Peraturan dan penerapan lockdown pun sangat ketat, pemerintah mengeluarkan peraturan (Royal Decree 463/2020) yang menyebutkan bahwa semua warga negara Spanyol dan yang berdomisili di negara tersebut untuk mengorbankan hak kebebasan sejenak dan tidak ke luar rumah.
![Kawasan Plaza Santa Barbara, Madrid, Spanyol](https://cdn-2.tstatic.net/tribunnews/foto/bank/images/plaza-santa-barbara-nih2.jpg)
Ada enam situasi yang dijelaskan detail dimana warga diperbolehkan keluar rumah seperti :
1. Membeli bahan makanan, obat-obatan, dan hal penting lainnya
2. Pergi ke pusat kesehatan seperti rumah sakit dan klinik
3. Pergi bekerja untuk memberikan employment services
4. Kembali ke domisili atau tempat tinggal kita
5. Membantu warga lansia, minors, dependant, disabilitas, atau warga yang inkapasitasi “vulnerable”
6. Atau hal-hal lainya dengan justifikasi yang jelas.
Polisi pun disiagakan untuk melakukan patroli ketat di berbagai sudut kota untuk memastikan warganya menjalankan peraturan tersebut. Jika terbukti melanggar, pemerintah tidak ragu untuk memberikan denda yang cukup besar berkisar antara 100 EUR untuk pelanggaran minor dan naik hingga 30,000EUR.
Bahkan untuk kasus extreme bisa berakhir di penjara.

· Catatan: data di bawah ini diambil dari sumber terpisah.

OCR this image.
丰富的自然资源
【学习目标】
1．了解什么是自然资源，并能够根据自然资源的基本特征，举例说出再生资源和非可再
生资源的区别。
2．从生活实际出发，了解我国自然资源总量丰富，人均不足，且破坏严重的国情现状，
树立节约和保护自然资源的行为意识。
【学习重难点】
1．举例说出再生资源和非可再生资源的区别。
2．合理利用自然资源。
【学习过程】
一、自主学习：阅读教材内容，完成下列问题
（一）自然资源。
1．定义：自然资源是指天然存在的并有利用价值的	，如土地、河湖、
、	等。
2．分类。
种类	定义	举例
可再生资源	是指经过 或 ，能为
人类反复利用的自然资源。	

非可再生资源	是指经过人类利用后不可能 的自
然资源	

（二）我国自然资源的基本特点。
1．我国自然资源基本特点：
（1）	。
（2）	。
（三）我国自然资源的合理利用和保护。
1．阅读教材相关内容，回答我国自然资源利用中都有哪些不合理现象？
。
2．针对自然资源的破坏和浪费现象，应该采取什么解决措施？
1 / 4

Sekadar duduk di taman atau berolahraga pun tidak diperbolehkan karena itu tidak termasuk di list di atas.
Beberapa websites yang menyediakan bahan makanan pokok pun sangat ramai sampai supermarket online punya peraturan bahwa hanya menyediakan delivery untuk lansia, orang sakit, dan ibu hamil.
Saya pun ke luar apartemen hanya untuk kepentingan mendesak seperti membeli bahan makanan, dan juga membuang sampah yang memang dianjurkan agar tempat tinggal kita bersih. Itu pun harus segera kembali, tidak boleh berlama-lama.
Namun, mulai Senin (13/4), pemerintah memberi izin para pekerja yang tidak bisa bekerja dari rumah atau ‘work from home’ seperti buruh pabrik dan konstruksi dibolehkan kembali beroperasi namun dengan penerapan yang ketat.
Menyiapkan Tesis dan Sidang
Sebagai mahasiswi hukum tingkat akhir di IE University, situasi ini mempengaruhi tesis kesarjanaan dan sidang saya yang terpaksa harus dijalankan melalui online nantinya pada bulan Mei mendatang.
Komunikasi dengan dosen pembimbing pun kebetulan tidak ada masalah karena saya terbiasa berdiskusi jarak jauh, sebab beliau sering bepergian. Akan tetapi, dari segi edukasi menyeluruh tidak ada masalah dan malah diuntungkan karena saya juga sibuk dengan magang, selain daripada tesis dan mata kuliah akhir saya.